For over 20 years now, shoppers have used e-commerce sites to buy stuff. Throughout that time, marketers have worked in a paradigm of intention: figure out what people are looking to buy, then make it easy for them to do that. This paradigm ignores a simple truth: People like to shop.
Although buying something is a part of shopping, it's just the culmination of the shopping experience. Shopping entails the process of finding something, having that something spark some joy in you, and then building up enough desire to finally make the purchase.
At the grocery store, shoppers stumble upon cheese they can't pronounce and 8%-alcohol craft IPAs they'll pretend to like. Those encounters seem serendipitous, in part because stores make them feel that way. The aisles of e-commerce provide none of that delight and inspiration for shoppers. But social media does.
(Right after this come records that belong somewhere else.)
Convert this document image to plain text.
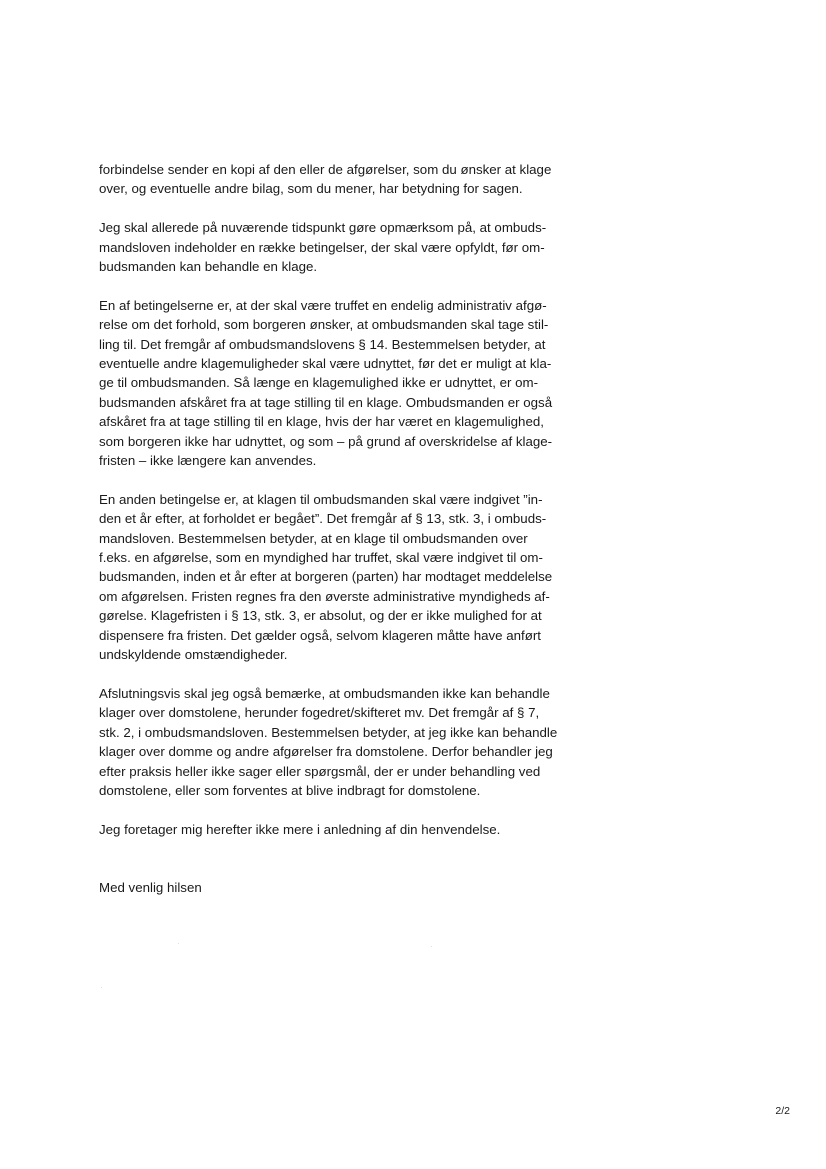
forbindelse sender en kopi af den eller de afgørelser, som du ønsker at klage
over, og eventuelle andre bilag, som du mener, har betydning for sagen.

Jeg skal allerede på nuværende tidspunkt gøre opmærksom på, at ombuds-
mandsloven indeholder en række betingelser, der skal være opfyldt, før om-
budsmanden kan behandle en klage.

En af betingelserne er, at der skal være truffet en endelig administrativ afgø-
relse om det forhold, som borgeren ønsker, at ombudsmanden skal tage stil-
ling til. Det fremgår af ombudsmandslovens § 14. Bestemmelsen betyder, at
eventuelle andre klagemuligheder skal være udnyttet, før det er muligt at kla-
ge til ombudsmanden. Så længe en klagemulighed ikke er udnyttet, er om-
budsmanden afskåret fra at tage stilling til en klage. Ombudsmanden er også
afskåret fra at tage stilling til en klage, hvis der har været en klagemulighed,
som borgeren ikke har udnyttet, og som – på grund af overskridelse af klage-
fristen – ikke længere kan anvendes.

En anden betingelse er, at klagen til ombudsmanden skal være indgivet ”in-
den et år efter, at forholdet er begået”. Det fremgår af § 13, stk. 3, i ombuds-
mandsloven. Bestemmelsen betyder, at en klage til ombudsmanden over
f.eks. en afgørelse, som en myndighed har truffet, skal være indgivet til om-
budsmanden, inden et år efter at borgeren (parten) har modtaget meddelelse
om afgørelsen. Fristen regnes fra den øverste administrative myndigheds af-
gørelse. Klagefristen i § 13, stk. 3, er absolut, og der er ikke mulighed for at
dispensere fra fristen. Det gælder også, selvom klageren måtte have anført
undskyldende omstændigheder.

Afslutningsvis skal jeg også bemærke, at ombudsmanden ikke kan behandle
klager over domstolene, herunder fogedret/skifteret mv. Det fremgår af § 7,
stk. 2, i ombudsmandsloven. Bestemmelsen betyder, at jeg ikke kan behandle
klager over domme og andre afgørelser fra domstolene. Derfor behandler jeg
efter praksis heller ikke sager eller spørgsmål, der er under behandling ved
domstolene, eller som forventes at blive indbragt for domstolene.

Jeg foretager mig herefter ikke mere i anledning af din henvendelse.

Med venlig hilsen
2/2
To explore why consumers find inspiration on social and how that translates to e-commerce shopping, we at Curalate conducted two surveys, in 2017 and 2019. We found that most brands are leaving a huge opportunity for improving product discovery untapped.
To capitalize on that opportunity, brands need to understand why and how consumers have shifted their shopping behaviors. Notably, they're not just purchasing online; they're now shopping online, too, and that's a critical distinction.
If the previous 20 years of e-commerce were about funneling intent, then the next 10 should be about fostering discovery.
The Rise of Discovery on Social Media
In March, when we compared the results from our 2017 and 2019 social commerce surveys, we found an important disconnect: Demand for shopping experiences online is rising, but e-commerce sites are failing to meet that demand.